A fire on a PEMEX-operated offshore oil platform connected to the Ku-Maloob-Zaap oilfield shut-in approximately 441,000 barrels (bbl) of daily crude output. In a document released by the company, it said an extensive fire knocked crude output from more than 719,000 bpd before Sunday's accident to nearly 275,000 bpd through the early hours on Tuesday. The Ku-Maloob-Zaap oilfield cluster is PEMEX's largest operational complex, accounting for more than 40% of its nearly 1.7 million bpd in crude output. The cause of the fire remains unknown, but it has reportedly led to disruption of natural gas supplies into crude fields. PEMEX officials said they hope to resume power and gas supply to the offshore platform and connected wells by Wednesday followed by full restoration of oil output.
Unplanned production outage in Mexico's Ku-Maloob-Zaap oilfield coincides with Federal Drug Administration's full approval for the Pfizer and BioNTech COVID-19 vaccine, with speculation swirling that the agency would soon grant the same measure for Moderna's vaccine.
"The public can be very confident that this vaccine meets the high standards for safety, effectiveness, and manufacturing quality the FDA requires of an approved product," Acting FDA Commissioner Dr. Janet Woodcock said in a statement.
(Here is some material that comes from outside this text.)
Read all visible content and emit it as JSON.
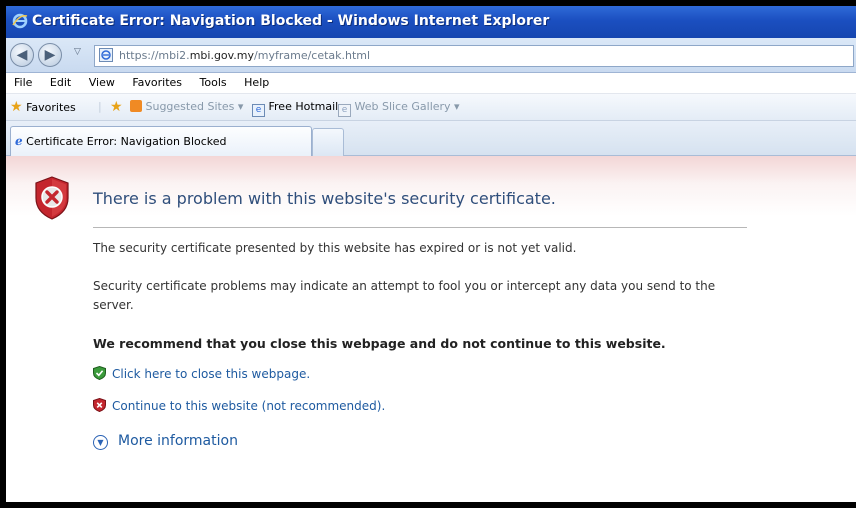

Until now, Pfizer's vaccine was used under Emergency Use Authorization, which was granted by the FDA last December. Analysts believe that the formal approval could lead to a new wave of vaccine mandates from local governments and corporations across the United States, with major companies increasingly requiring their employees to get the shot before they return to the office.
Over the weekend, the seven-day average of coronavirus deaths in the United States surpassed 1,000 for the first time since March when vaccines were not yet widely available to most Americans. The current seven-day moving average of daily new cases was 133,056 as of Aug. 19 -- an increase of 14% compared with the previous seven-day moving average, according to the data from Centers for Disease Control and Prevention.
Separately, U.S. crude oil stockpiles are expected to have fallen by 2.4 million bbl in the week ended Aug. 20, with estimates ranging from declines of 1 million bbl to 4.3 million bbl. Gasoline stockpiles are expected to have declined by 1.4 million bbl from the previous week, and stocks of distillates are expected to be unchanged from the previous week.
DTN Refined Fuel Demand data shows gasoline use in the United States increased just 0.1% during the week ended Aug. 20, while still down 2.5% compared to the same week in 2019. Diesel demand was up 1% relative to the same week in 2019 last week, slowing from a 2% increase compared to 2019 in the prior week.
Supply data to be released Tuesday afternoon by the American Petroleum Institute and Wednesday morning by the Energy Information Administration is likely to show U.S. refinery use likely fell 0.1% to 92.1% of capacity, last week.
On the session, NYMEX October West Texas Intermediate futures surged $1.90 to $67.54 per bbl, and Brent crude for October delivery settled a tad above $71 per bbl after a $2.30 gain. NYMEX September ULSD advanced more than 6 cents to $2.0668 gallon, and September RBOB futures rallied 5.76 cents to a $2.1808-per-gallon settlement.